FSTP is the Express Entry program for eligible skilled trades workers. It follows the same federal pool structure but the screening logic is different from FSWP and CEC.

Federal Skilled Trades Program background

What FSTP is

The Federal Skilled Trades Program is the federal Express Entry program for eligible skilled trades workers. It uses the same federal pool as other Express Entry programs, but the qualification logic is much more trade-specific.

Why FSTP has a different front-end burden

Trades applicants usually need to resolve harder front-end questions before ranking becomes the main issue: does the trade fall inside the federal scope, is the work experience in one qualifying trade grouping, can a certificate of qualification be obtained, or is there a valid one-year job offer that meets the federal rules.

Why this page matters

FSTP is often overshadowed by general Express Entry headlines. A dedicated page helps trades applicants separate trade-specific eligibility and certification questions from broader federal draw coverage.

Recent trends

The clearest 2026 signal for FSTP is that trade occupations remain part of the current Express Entry category-based selection structure. IRCC still lists trade occupations as an active category in 2026. That matters because it shows the federal system is still treating skilled trades as a labour-priority direction rather than pushing them to the margins.
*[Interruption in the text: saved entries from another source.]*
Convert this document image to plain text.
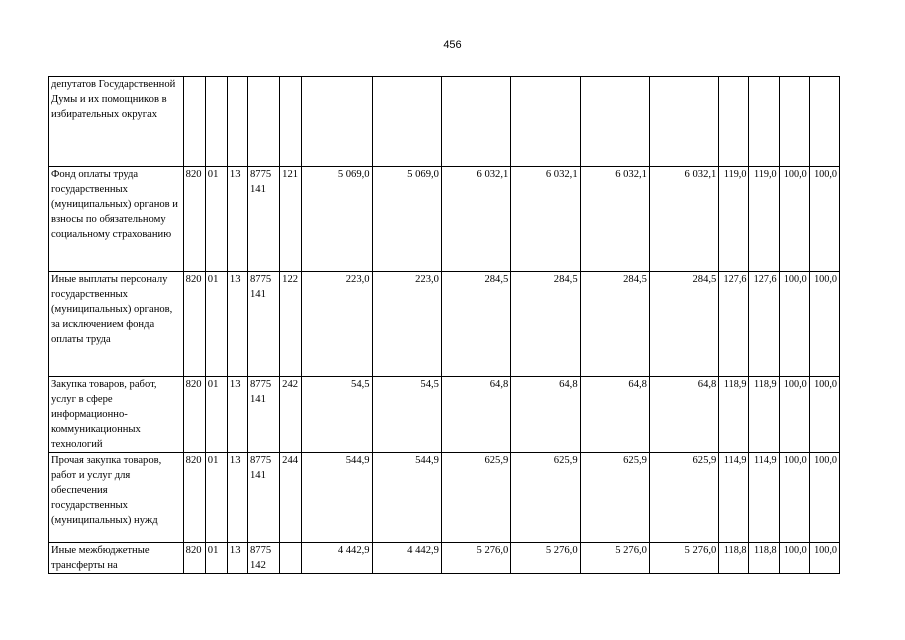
456
депутатов Государственной Думы и их помощников в избирательных округах															
Фонд оплаты труда государственных (муниципальных) органов и взносы по обязательному социальному страхованию	820	01	13	8775 141	121	5 069,0	5 069,0	6 032,1	6 032,1	6 032,1	6 032,1	119,0	119,0	100,0	100,0
Иные выплаты персоналу государственных (муниципальных) органов, за исключением фонда оплаты труда	820	01	13	8775 141	122	223,0	223,0	284,5	284,5	284,5	284,5	127,6	127,6	100,0	100,0
Закупка товаров, работ, услуг в сфере информационно-коммуникационных технологий	820	01	13	8775 141	242	54,5	54,5	64,8	64,8	64,8	64,8	118,9	118,9	100,0	100,0
Прочая закупка товаров, работ и услуг для обеспечения государственных (муниципальных) нужд	820	01	13	8775 141	244	544,9	544,9	625,9	625,9	625,9	625,9	114,9	114,9	100,0	100,0
Иные межбюджетные трансферты на	820	01	13	8775 142		4 442,9	4 442,9	5 276,0	5 276,0	5 276,0	5 276,0	118,8	118,8	100,0	100,0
At the same time, the official FSTP page updated on March 9, 2026 keeps the program’s distinctive hard requirements intact: at least two years or 3,120 hours of work in a qualifying trade within the last five years, work in one of the recognized trade NOC groupings, and either a valid full-time job offer for at least one year or a Canadian certificate of qualification. So while the broader Express Entry environment keeps evolving, FSTP itself is not moving toward a loose or generalized definition. It remains a route strongly tied to trade qualification.

The 2024 Express Entry year-end report gives one more useful signal. Trade occupations remained one of the active category priorities, but the report also noted that processing times consistently decreased from 2022 to 2024 for all Express Entry programs except FSTP. For readers, that does not make FSTP less valuable. It means trades applicants should pay more attention to front-end bottlenecks such as certification, employer support, and clean trade-specific evidence. The most realistic FSTP strategy in the current environment is still to build the qualification chain first and only then think about invitation timing.